What the commentators said
Welcome to the “new world economic order,” said Lesley Wroughton in Reuters. The G-20 was formed in 1999 so the finance ministers of the wealthy G-7 Western nations could talk with their counterparts in the wider world, but the global financial crisis bumped it up to a “leaders-level forum.” The biggest surprise is the speed with which Europe—which will lose the most power in the shift—seems set to agree to cementing the G-20’s ascendance.

Don’t count on that, said Niv Elis in Forbes. “Now that the world’s recession is drawing to a close,” this could be “the G-20’s final hurrah.” The “remaining items on its agenda” will be better dealt with in other, “more appropriate” forums: the G-7 for financial regulation; the WTO for trade; the “G-2”—the U.S. and China—for issues relating to the “world’s greatest debtor and creditor,” respectively; and the IMF for just about everything else.

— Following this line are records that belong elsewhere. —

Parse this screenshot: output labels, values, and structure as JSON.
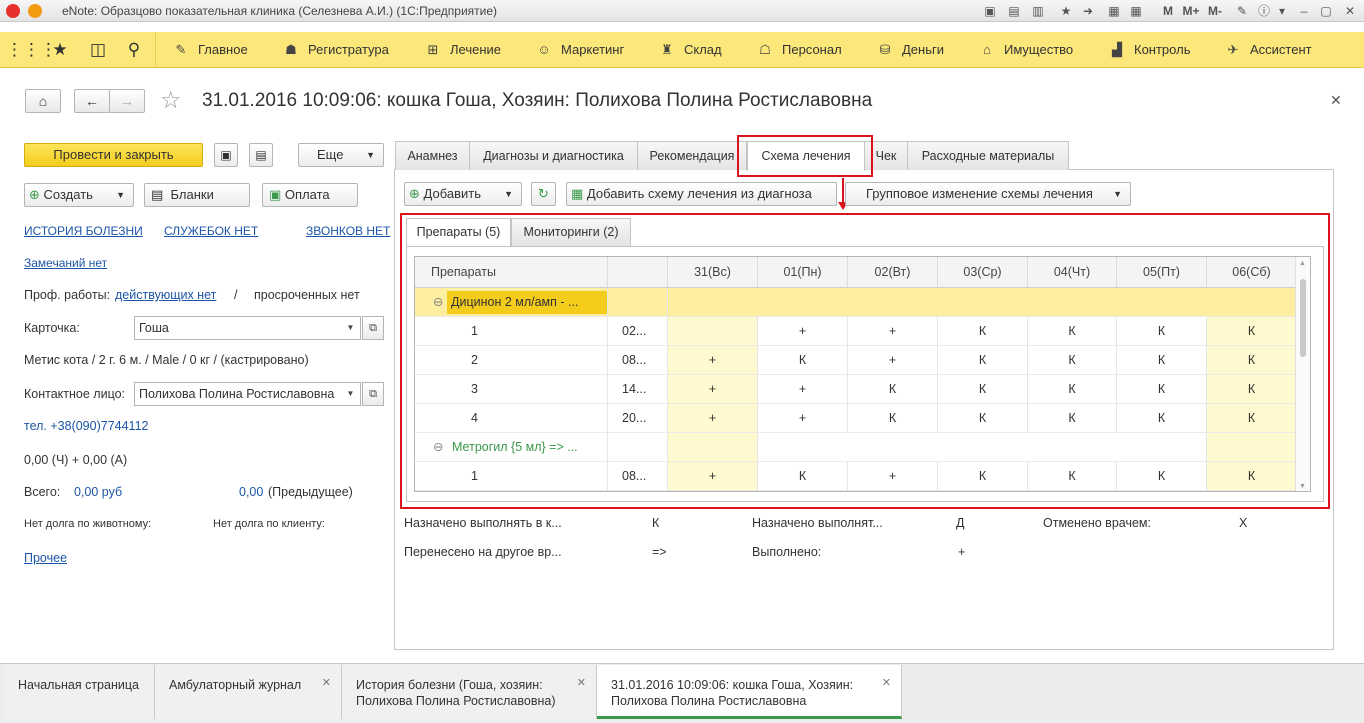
{
  "window": {
    "title": "eNote: Образцово показательная клиника (Селезнева А.И.)  (1С:Предприятие)"
  },
  "menu": {
    "items": [
      {
        "label": "Главное",
        "icon": "pencil-icon"
      },
      {
        "label": "Регистратура",
        "icon": "person-icon"
      },
      {
        "label": "Лечение",
        "icon": "treatment-icon"
      },
      {
        "label": "Маркетинг",
        "icon": "marketing-icon"
      },
      {
        "label": "Склад",
        "icon": "warehouse-icon"
      },
      {
        "label": "Персонал",
        "icon": "staff-icon"
      },
      {
        "label": "Деньги",
        "icon": "money-icon"
      },
      {
        "label": "Имущество",
        "icon": "property-icon"
      },
      {
        "label": "Контроль",
        "icon": "chart-icon"
      },
      {
        "label": "Ассистент",
        "icon": "assistant-icon"
      }
    ]
  },
  "doc": {
    "title": "31.01.2016 10:09:06: кошка Гоша, Хозяин: Полихова Полина Ростиславовна"
  },
  "left": {
    "post_close": "Провести и закрыть",
    "more": "Еще",
    "create": "Создать",
    "blanks": "Бланки",
    "payment": "Оплата",
    "history_link": "ИСТОРИЯ БОЛЕЗНИ",
    "memos_link": "СЛУЖЕБОК НЕТ",
    "calls_link": "ЗВОНКОВ НЕТ",
    "remarks_link": "Замечаний нет",
    "prof_label": "Проф. работы:",
    "prof_active": "действующих нет",
    "prof_sep": "/",
    "prof_overdue": "просроченных нет",
    "card_label": "Карточка:",
    "card_value": "Гоша",
    "pet_info": "Метис кота / 2 г. 6 м. / Male / 0 кг / (кастрировано)",
    "contact_label": "Контактное лицо:",
    "contact_value": "Полихова Полина Ростиславовна",
    "phone": "тел. +38(090)7744112",
    "balance": "0,00 (Ч) + 0,00 (А)",
    "total_label": "Всего:",
    "total_value": "0,00 руб",
    "prev_value": "0,00",
    "prev_label": "(Предыдущее)",
    "no_debt_animal": "Нет долга по животному:",
    "no_debt_client": "Нет долга по клиенту:",
    "other_link": "Прочее"
  },
  "tabs": [
    "Анамнез",
    "Диагнозы и диагностика",
    "Рекомендация",
    "Схема лечения",
    "Чек",
    "Расходные материалы"
  ],
  "scheme": {
    "add": "Добавить",
    "add_from_diag": "Добавить схему лечения из диагноза",
    "group_change": "Групповое изменение схемы лечения",
    "subtabs": [
      "Препараты (5)",
      "Мониторинги (2)"
    ],
    "headers": [
      "Препараты",
      "",
      "31(Вс)",
      "01(Пн)",
      "02(Вт)",
      "03(Ср)",
      "04(Чт)",
      "05(Пт)",
      "06(Сб)"
    ],
    "group1": "Дицинон 2 мл/амп - ...",
    "group2": "Метрогил {5 мл} => ...",
    "rows": [
      {
        "num": "1",
        "time": "02...",
        "days": [
          "",
          "+",
          "+",
          "К",
          "К",
          "К",
          "К"
        ]
      },
      {
        "num": "2",
        "time": "08...",
        "days": [
          "+",
          "К",
          "+",
          "К",
          "К",
          "К",
          "К"
        ]
      },
      {
        "num": "3",
        "time": "14...",
        "days": [
          "+",
          "+",
          "К",
          "К",
          "К",
          "К",
          "К"
        ]
      },
      {
        "num": "4",
        "time": "20...",
        "days": [
          "+",
          "+",
          "К",
          "К",
          "К",
          "К",
          "К"
        ]
      },
      {
        "num": "1",
        "time": "08...",
        "days": [
          "+",
          "К",
          "+",
          "К",
          "К",
          "К",
          "К"
        ]
      }
    ],
    "legend": [
      {
        "label": "Назначено выполнять в к...",
        "sym": "К"
      },
      {
        "label": "Назначено выполнят...",
        "sym": "Д"
      },
      {
        "label": "Отменено врачем:",
        "sym": "Х"
      },
      {
        "label": "Перенесено на другое вр...",
        "sym": "=>"
      },
      {
        "label": "Выполнено:",
        "sym": "+"
      }
    ]
  },
  "taskbar": [
    {
      "label": "Начальная страница"
    },
    {
      "label": "Амбулаторный журнал"
    },
    {
      "label": "История болезни (Гоша, хозяин: Полихова Полина Ростиславовна)"
    },
    {
      "label": "31.01.2016 10:09:06: кошка Гоша, Хозяин: Полихова Полина Ростиславовна"
    }
  ],
  "colors": {
    "menubar": "#fbe77a",
    "accent_yellow": "#f4cc1c",
    "highlight_red": "#d9141c",
    "active_tab_green": "#3a9a4a"
  }
}
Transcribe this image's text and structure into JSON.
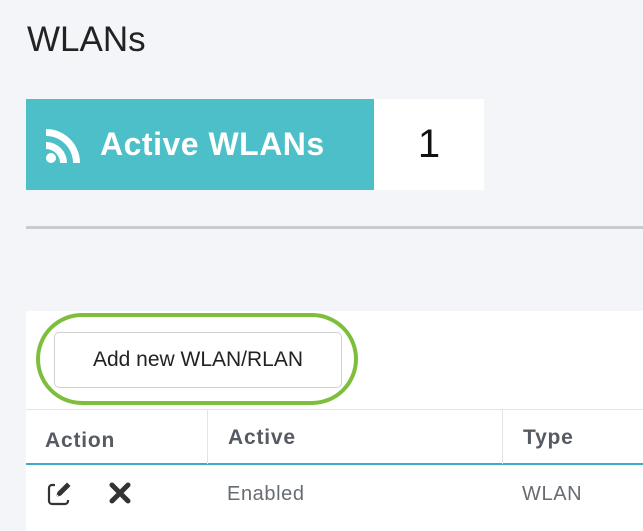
{
  "page": {
    "title": "WLANs"
  },
  "summary": {
    "label": "Active WLANs",
    "count": "1",
    "icon": "wifi-icon",
    "accent_color": "#4cbfc8"
  },
  "toolbar": {
    "add_label": "Add new WLAN/RLAN",
    "highlight_color": "#7dbe3c"
  },
  "table": {
    "columns": [
      "Action",
      "Active",
      "Type"
    ],
    "rows": [
      {
        "actions": [
          "edit-icon",
          "delete-icon"
        ],
        "active": "Enabled",
        "type": "WLAN"
      }
    ],
    "header_underline_color": "#3fa9c8"
  }
}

No, the G-20 still has a lot of work to do, said The New York Times in an editorial. The member nations are rightly “sharing credit for avoiding the economic abyss,” but if they’re going to finish the job, they need to move from the “united front” they displayed to “quell panic” in the markets, to tackling the “vexing and divisive” steps needed to solve the underlying problems, such as derivatives regulation, that no country can solve on its own.